Tony Dickens, 67, suffered severe head injuries and stopped breathing after his car collided with a parked lorry on the A45 in Northampton.
He says he owes his life to traffic officer Andy Griffiths, who rushed to the scene of the smash and used a breath testing tube to open Mr Dickens’ airway.
Mr Dickens, of Homestead Rise in Wootton, said: “I can’t recall much about the accident, but from what I can make out, if Pc Griffiths hadn’t have come when he did, I shouldn’t be here today.
“My injuries were so bad I was only given a five per cent chance of surviving after the crash, but I’ve lived to tell the tale and I’ve got him to thank for that.
“What he’s done is brilliant and he’s a real nice chap, the sort of person you dream about meeting.”
Mr Dickens, a lorry driver, was returning from his allotment in Collingtree when his Land Rover ploughed into the back of the foreign-owned truck, which had been inappropriately parked on the A45, close to the Wootton bridge in Northampton.
Pc Griffiths, who is a police driving instructor based at Mereway in Northampton, was first at the scene and discovered Mr Dickens inside the mangled wreckage of his vehicle.
He said: “I wouldn’t have believed there could be anybody alive in that Land Rover.
“The entire front end of the vehicle was underneath the lorry, right up to the cockpit, and it’s fair to say the fellow inside was virtually dead.”

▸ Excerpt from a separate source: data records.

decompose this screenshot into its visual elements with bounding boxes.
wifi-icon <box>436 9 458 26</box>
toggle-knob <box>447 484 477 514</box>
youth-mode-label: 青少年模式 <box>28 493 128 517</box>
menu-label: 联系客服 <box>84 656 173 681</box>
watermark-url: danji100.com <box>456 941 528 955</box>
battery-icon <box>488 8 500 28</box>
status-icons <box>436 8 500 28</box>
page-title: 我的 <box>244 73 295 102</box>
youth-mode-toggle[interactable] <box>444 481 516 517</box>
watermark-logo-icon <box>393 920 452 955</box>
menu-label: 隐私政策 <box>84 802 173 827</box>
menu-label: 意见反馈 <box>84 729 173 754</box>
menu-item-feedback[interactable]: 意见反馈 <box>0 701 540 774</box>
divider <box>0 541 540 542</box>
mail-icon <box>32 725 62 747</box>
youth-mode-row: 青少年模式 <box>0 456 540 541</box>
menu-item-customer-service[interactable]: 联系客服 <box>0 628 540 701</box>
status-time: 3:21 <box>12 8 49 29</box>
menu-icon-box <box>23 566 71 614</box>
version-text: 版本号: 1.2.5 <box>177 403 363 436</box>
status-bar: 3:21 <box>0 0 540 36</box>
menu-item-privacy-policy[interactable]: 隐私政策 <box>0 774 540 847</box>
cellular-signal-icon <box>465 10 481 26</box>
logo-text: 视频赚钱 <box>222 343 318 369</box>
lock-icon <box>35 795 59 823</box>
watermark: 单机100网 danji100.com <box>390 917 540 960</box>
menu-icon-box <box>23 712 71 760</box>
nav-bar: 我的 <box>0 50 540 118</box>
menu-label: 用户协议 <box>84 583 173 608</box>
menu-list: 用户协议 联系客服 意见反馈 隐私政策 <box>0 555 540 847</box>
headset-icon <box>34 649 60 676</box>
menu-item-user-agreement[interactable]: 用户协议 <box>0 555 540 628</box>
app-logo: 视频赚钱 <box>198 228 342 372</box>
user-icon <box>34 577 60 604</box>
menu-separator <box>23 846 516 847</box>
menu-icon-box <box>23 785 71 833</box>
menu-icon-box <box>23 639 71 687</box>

Pc Griffiths fought his wayinto the driver’s cabin of the Land Rover, hauling its load of dozens of logs out of the way, and eventually became trapped himself.
Realising Mr Dickens was not breathing, he improvised a breathing tube from his breath testing kit and forced it into the driver’s mouth to keep him alive until paramedics arrived.
The pair were reunited at Friday’s Pride in Northamptonshire award ceremony at Wicksteed Park, Kettering, when Pc Griffiths was runner-up in the Courage Award for Outstanding Bravery, after being nominated by Mr Dickens and his family.
But the policeman, who lives with his wife in Cambridgeshire, said he was no hero and paid tribute to the courage of the man whose life he saved.
Pc Griffiths said: “The only hero is that old boy, who did everything he could to cling on to life.
“If it had happened to me, I don’t think I’d have survived. He’s got real strength of mind.”